Viele orthodoxe Juden erinnern sich an ihn als ihren diplomatischen Vertreter, der ihre Interessen gegenüber der britischen Mandatsmacht und auf internationaler Ebene vertrat.
Vor allem aber gilt er dort als Mann, der trotz seiner eigenen zionistischen Überzeugung den Dialog über die Konfrontation stellte und sich gegen eine gewaltsame Lösung des Konflikts aussprach.
Gerade dieser Wandel macht seine Biografie bis heute außergewöhnlich. Er kam als überzeugter Zionist nach Palästina. Er änderte seine Haltung nicht, weil er sich vom Judentum oder vom Schicksal des jüdischen Volkes abwandte, sondern weil er überzeugt war, dass ein dauerhaftes Zusammenleben nur durch Verständigung zwischen Juden und Arabern möglich sei.
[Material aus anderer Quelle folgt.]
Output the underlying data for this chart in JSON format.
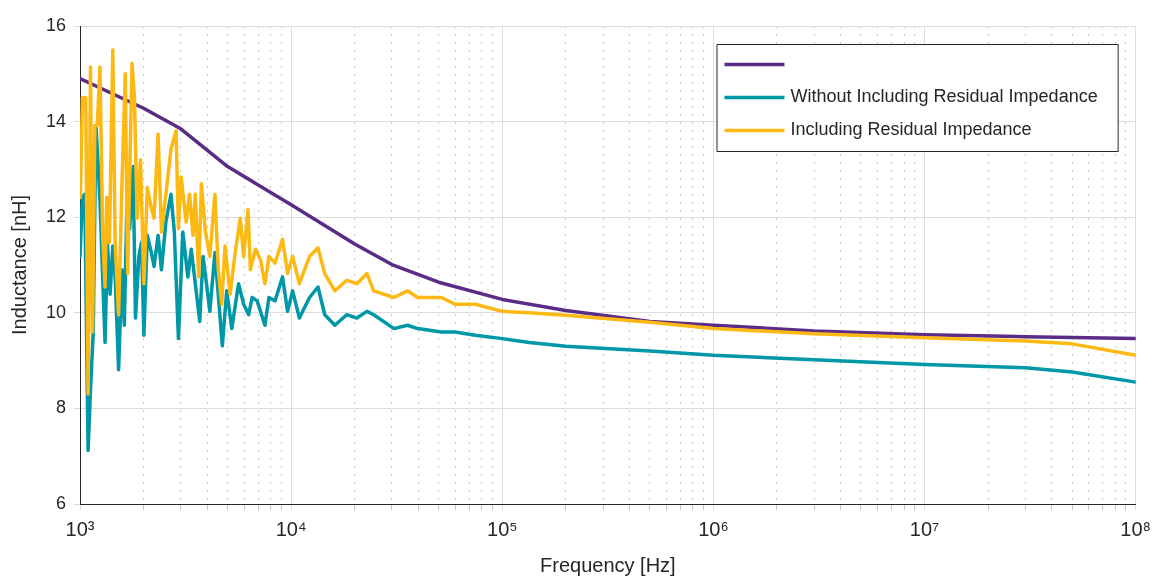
{
  "chart_data": {
    "type": "line",
    "xlabel": "Frequency [Hz]",
    "ylabel": "Inductance [nH]",
    "log": "x",
    "xlim": [
      1000,
      100000000
    ],
    "xticks": [
      {
        "value": 1000,
        "label": "10³"
      },
      {
        "value": 2000,
        "label": null
      },
      {
        "value": 3000,
        "label": null
      },
      {
        "value": 4000,
        "label": null
      },
      {
        "value": 5000,
        "label": null
      },
      {
        "value": 6000,
        "label": null
      },
      {
        "value": 7000,
        "label": null
      },
      {
        "value": 8000,
        "label": null
      },
      {
        "value": 9000,
        "label": null
      },
      {
        "value": 10000,
        "label": "10⁴"
      },
      {
        "value": 20000,
        "label": null
      },
      {
        "value": 30000,
        "label": null
      },
      {
        "value": 40000,
        "label": null
      },
      {
        "value": 50000,
        "label": null
      },
      {
        "value": 60000,
        "label": null
      },
      {
        "value": 70000,
        "label": null
      },
      {
        "value": 80000,
        "label": null
      },
      {
        "value": 90000,
        "label": null
      },
      {
        "value": 100000,
        "label": "10⁵"
      },
      {
        "value": 200000,
        "label": null
      },
      {
        "value": 300000,
        "label": null
      },
      {
        "value": 400000,
        "label": null
      },
      {
        "value": 500000,
        "label": null
      },
      {
        "value": 600000,
        "label": null
      },
      {
        "value": 700000,
        "label": null
      },
      {
        "value": 800000,
        "label": null
      },
      {
        "value": 900000,
        "label": null
      },
      {
        "value": 1000000,
        "label": "10⁶"
      },
      {
        "value": 2000000,
        "label": null
      },
      {
        "value": 3000000,
        "label": null
      },
      {
        "value": 4000000,
        "label": null
      },
      {
        "value": 5000000,
        "label": null
      },
      {
        "value": 6000000,
        "label": null
      },
      {
        "value": 7000000,
        "label": null
      },
      {
        "value": 8000000,
        "label": null
      },
      {
        "value": 9000000,
        "label": null
      },
      {
        "value": 10000000,
        "label": "10⁷"
      },
      {
        "value": 20000000,
        "label": null
      },
      {
        "value": 30000000,
        "label": null
      },
      {
        "value": 40000000,
        "label": null
      },
      {
        "value": 50000000,
        "label": null
      },
      {
        "value": 60000000,
        "label": null
      },
      {
        "value": 70000000,
        "label": null
      },
      {
        "value": 80000000,
        "label": null
      },
      {
        "value": 90000000,
        "label": null
      },
      {
        "value": 100000000,
        "label": "10⁸"
      }
    ],
    "ylim": [
      6,
      16
    ],
    "yticks": [
      6,
      8,
      10,
      12,
      14,
      16
    ],
    "grid": true,
    "legend": "top right",
    "line_style": "solid",
    "series": [
      {
        "color": "#5b2c86",
        "x": [
          1000,
          2000,
          3000,
          5000,
          10000,
          20000,
          30000,
          50000,
          100000,
          200000,
          500000,
          1000000,
          3000000,
          10000000,
          30000000,
          100000000
        ],
        "values": [
          14.9,
          14.28,
          13.85,
          13.06,
          12.26,
          11.44,
          11.01,
          10.64,
          10.28,
          10.05,
          9.82,
          9.74,
          9.62,
          9.54,
          9.5,
          9.46
        ]
      },
      {
        "name": "Without Including Residual Impedance",
        "color": "#0097a7",
        "x": [
          1000,
          1026,
          1053,
          1092,
          1121,
          1155,
          1189,
          1220,
          1243,
          1280,
          1314,
          1348,
          1388,
          1430,
          1467,
          1523,
          1580,
          1621,
          1669,
          1719,
          1784,
          1831,
          1900,
          1956,
          2007,
          2083,
          2177,
          2242,
          2343,
          2431,
          2551,
          2696,
          2797,
          2925,
          3067,
          3242,
          3363,
          3516,
          3688,
          3826,
          3971,
          4120,
          4354,
          4721,
          4953,
          5235,
          5634,
          5956,
          6295,
          6530,
          6903,
          7511,
          7851,
          8389,
          9101,
          9617,
          10163,
          10940,
          12220,
          13400,
          14430,
          16110,
          18330,
          20470,
          22870,
          24610,
          30700,
          35580,
          39740,
          51430,
          59660,
          74450,
          100000,
          134300,
          200000,
          500000,
          1000000,
          3000000,
          10000000,
          30000000,
          50000000,
          100000000
        ],
        "values": [
          11.18,
          12.41,
          12.48,
          7.12,
          8.38,
          9.6,
          13.92,
          13.06,
          12.34,
          10.75,
          9.38,
          11.47,
          10.39,
          11.4,
          10.75,
          8.81,
          10.9,
          9.74,
          12.34,
          11.76,
          13.06,
          9.89,
          11.18,
          11.47,
          9.53,
          11.62,
          11.26,
          10.97,
          11.62,
          10.9,
          11.9,
          12.48,
          11.69,
          9.46,
          11.69,
          10.75,
          11.33,
          10.61,
          9.82,
          11.18,
          10.61,
          10.03,
          11.26,
          9.31,
          10.46,
          9.67,
          10.61,
          10.18,
          9.96,
          10.32,
          10.25,
          9.74,
          10.32,
          10.25,
          10.75,
          10.03,
          10.46,
          9.89,
          10.32,
          10.54,
          9.96,
          9.74,
          9.96,
          9.89,
          10.03,
          9.96,
          9.67,
          9.74,
          9.67,
          9.6,
          9.6,
          9.53,
          9.46,
          9.38,
          9.3,
          9.2,
          9.11,
          9.02,
          8.92,
          8.85,
          8.76,
          8.55
        ]
      },
      {
        "name": "Including Residual Impedance",
        "color": "#fdb913",
        "x": [
          1004,
          1026,
          1065,
          1092,
          1121,
          1146,
          1176,
          1207,
          1243,
          1280,
          1314,
          1338,
          1378,
          1430,
          1467,
          1523,
          1580,
          1638,
          1681,
          1719,
          1764,
          1810,
          1864,
          1934,
          2007,
          2083,
          2177,
          2242,
          2343,
          2431,
          2551,
          2696,
          2850,
          2925,
          3012,
          3183,
          3302,
          3426,
          3516,
          3648,
          3757,
          3926,
          4120,
          4354,
          4518,
          4687,
          4863,
          5140,
          5432,
          5741,
          5956,
          6248,
          6411,
          6775,
          7160,
          7511,
          7851,
          8389,
          9101,
          9617,
          10163,
          10940,
          12220,
          13400,
          14430,
          16110,
          18330,
          20470,
          22870,
          24610,
          30700,
          35580,
          39740,
          51430,
          59660,
          74450,
          100000,
          134300,
          200000,
          500000,
          1000000,
          3000000,
          10000000,
          30000000,
          50000000,
          100000000
        ],
        "values": [
          12.41,
          14.5,
          14.5,
          8.3,
          15.14,
          9.6,
          13.92,
          13.92,
          15.14,
          11.62,
          10.54,
          12.41,
          11.47,
          15.5,
          11.47,
          9.96,
          12.7,
          15.0,
          10.82,
          12.91,
          15.22,
          14.5,
          11.98,
          13.2,
          10.61,
          12.62,
          12.19,
          11.98,
          13.74,
          11.69,
          12.48,
          13.42,
          13.81,
          11.76,
          12.84,
          11.9,
          12.48,
          11.62,
          12.48,
          10.75,
          12.7,
          11.69,
          11.18,
          12.48,
          10.9,
          10.18,
          11.4,
          10.39,
          11.26,
          11.98,
          11.18,
          12.16,
          10.9,
          11.33,
          11.11,
          10.61,
          11.18,
          11.04,
          11.54,
          10.82,
          11.18,
          10.61,
          11.18,
          11.36,
          10.82,
          10.46,
          10.68,
          10.61,
          10.82,
          10.46,
          10.32,
          10.46,
          10.32,
          10.32,
          10.18,
          10.18,
          10.03,
          10.0,
          9.95,
          9.8,
          9.67,
          9.56,
          9.48,
          9.41,
          9.35,
          9.11
        ]
      }
    ]
  }
}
Diese Überzeugung machte ihn für radikale Zionisten zum politischen Gegner.
Eine fast vergessene Geschichte
Mehr als ein Jahrhundert nach seinem Tod gehört Jacob Israël de Haan zu den am wenigsten bekannten Persönlichkeiten der frühen Geschichte des Nahostkonflikts.
Seine Biografie zeigt, wie vielfältig die politischen Strömungen innerhalb der jüdischen Gemeinschaft bereits in den 1920er-Jahren waren – und dass selbst überzeugte Zionisten über den richtigen Weg zur Gründung eines jüdischen Staates tief zerstritten sein konnten. Für die einen war de Haan ein Verräter.
Für andere wurde er zum Symbol dafür, dass Verständigung und Diplomatie auch in Zeiten tiefster politischer Gegensätze möglich bleiben sollten.
Die Ermordung Jacob Israël de Haans wird von Historikern bis heute als der erste politische Mord innerhalb der jüdischen Gemeinschaft im britischen Mandatsgebiet Palästina eingeordnet. Seine Geschichte zeigt zugleich, dass die Auseinandersetzungen um die Zukunft Palästinas nicht nur zwischen Juden und Arabern, sondern auch innerhalb der jüdischen Gemeinschaft selbst geführt wurden.